3. Results of the analyses were limited only to the perceived period when the Crucifix arrived in Lubao, Pampanga. It did not include the actual age of the tree when it was cut down or harvested from its original abode. It did not also include the condition of the Cross and Christ’s Image after they were rediscovered by some residents after its long period of concealment in the ground.
The following recommendations are derived from the conclusions:
1. To further bolster the result of the study, the proposed special treatment for the remaining wood samples offered by the radiocarbon dating agency must be availed to obtain a new perspective with regard the radiocarbon age of the sample.

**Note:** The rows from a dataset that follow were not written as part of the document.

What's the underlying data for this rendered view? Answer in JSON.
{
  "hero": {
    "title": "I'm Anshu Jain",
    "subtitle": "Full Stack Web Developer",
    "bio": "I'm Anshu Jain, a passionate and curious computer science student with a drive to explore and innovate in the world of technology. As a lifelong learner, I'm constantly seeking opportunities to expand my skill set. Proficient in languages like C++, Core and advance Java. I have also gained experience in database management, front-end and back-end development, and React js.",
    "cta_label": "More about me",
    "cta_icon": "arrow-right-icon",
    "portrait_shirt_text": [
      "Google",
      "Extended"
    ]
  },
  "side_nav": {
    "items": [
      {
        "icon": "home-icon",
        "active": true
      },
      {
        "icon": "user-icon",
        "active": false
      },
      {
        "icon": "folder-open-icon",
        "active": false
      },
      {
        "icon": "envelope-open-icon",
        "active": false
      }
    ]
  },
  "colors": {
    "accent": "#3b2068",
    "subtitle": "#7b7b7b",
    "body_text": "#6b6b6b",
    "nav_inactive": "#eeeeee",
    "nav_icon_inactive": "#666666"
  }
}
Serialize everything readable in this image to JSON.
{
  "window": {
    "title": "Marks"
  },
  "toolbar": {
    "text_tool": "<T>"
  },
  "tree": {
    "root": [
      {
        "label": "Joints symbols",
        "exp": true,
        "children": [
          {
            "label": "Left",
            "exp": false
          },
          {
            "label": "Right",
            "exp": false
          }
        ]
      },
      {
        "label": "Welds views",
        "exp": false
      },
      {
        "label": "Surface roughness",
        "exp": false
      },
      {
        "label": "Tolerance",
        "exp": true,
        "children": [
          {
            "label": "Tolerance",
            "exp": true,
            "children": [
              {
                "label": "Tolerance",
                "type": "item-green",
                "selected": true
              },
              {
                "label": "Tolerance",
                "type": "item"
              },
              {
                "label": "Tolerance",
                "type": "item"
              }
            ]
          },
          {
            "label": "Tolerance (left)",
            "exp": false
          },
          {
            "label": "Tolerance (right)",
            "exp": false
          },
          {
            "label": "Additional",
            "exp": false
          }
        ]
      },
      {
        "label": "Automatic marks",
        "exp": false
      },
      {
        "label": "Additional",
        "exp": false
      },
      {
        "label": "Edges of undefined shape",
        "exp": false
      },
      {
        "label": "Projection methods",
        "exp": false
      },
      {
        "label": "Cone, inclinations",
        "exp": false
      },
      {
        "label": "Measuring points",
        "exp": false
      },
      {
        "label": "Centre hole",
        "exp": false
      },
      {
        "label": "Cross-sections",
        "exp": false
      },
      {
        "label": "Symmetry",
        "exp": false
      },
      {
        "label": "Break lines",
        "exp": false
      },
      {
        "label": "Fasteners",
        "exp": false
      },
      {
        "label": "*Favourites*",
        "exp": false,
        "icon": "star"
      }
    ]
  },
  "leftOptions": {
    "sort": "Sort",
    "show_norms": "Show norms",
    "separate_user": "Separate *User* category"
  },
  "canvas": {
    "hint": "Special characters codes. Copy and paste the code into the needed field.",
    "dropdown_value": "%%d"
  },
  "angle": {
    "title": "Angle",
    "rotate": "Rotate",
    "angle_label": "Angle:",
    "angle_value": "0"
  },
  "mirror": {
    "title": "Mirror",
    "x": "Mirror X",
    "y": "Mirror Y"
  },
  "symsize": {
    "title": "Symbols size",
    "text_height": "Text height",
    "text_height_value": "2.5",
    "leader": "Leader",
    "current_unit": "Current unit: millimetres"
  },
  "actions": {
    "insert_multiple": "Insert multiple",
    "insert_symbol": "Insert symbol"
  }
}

2. The Archdiocese of San Fernando, Pampanga and National Commission on Culture and Arts should support the preservation of the Crucifix of the Holy Cross because of ecclesiastical and cultural significance.
3. The people of Lubao, Pampanga must be proud of the history and heritage of the Crucifix because of the glory that it has contributed to the nation. Its impact can contribute to the fertilization of spirituality and tourism.
4. The history of the Crucifix should be reintroduced and reinvigorated through book writings and construction of museum to reverberate its place in church history.
5. The Crucifix should be given due homage and historical recognition by the National Historical Commission of the Philippines.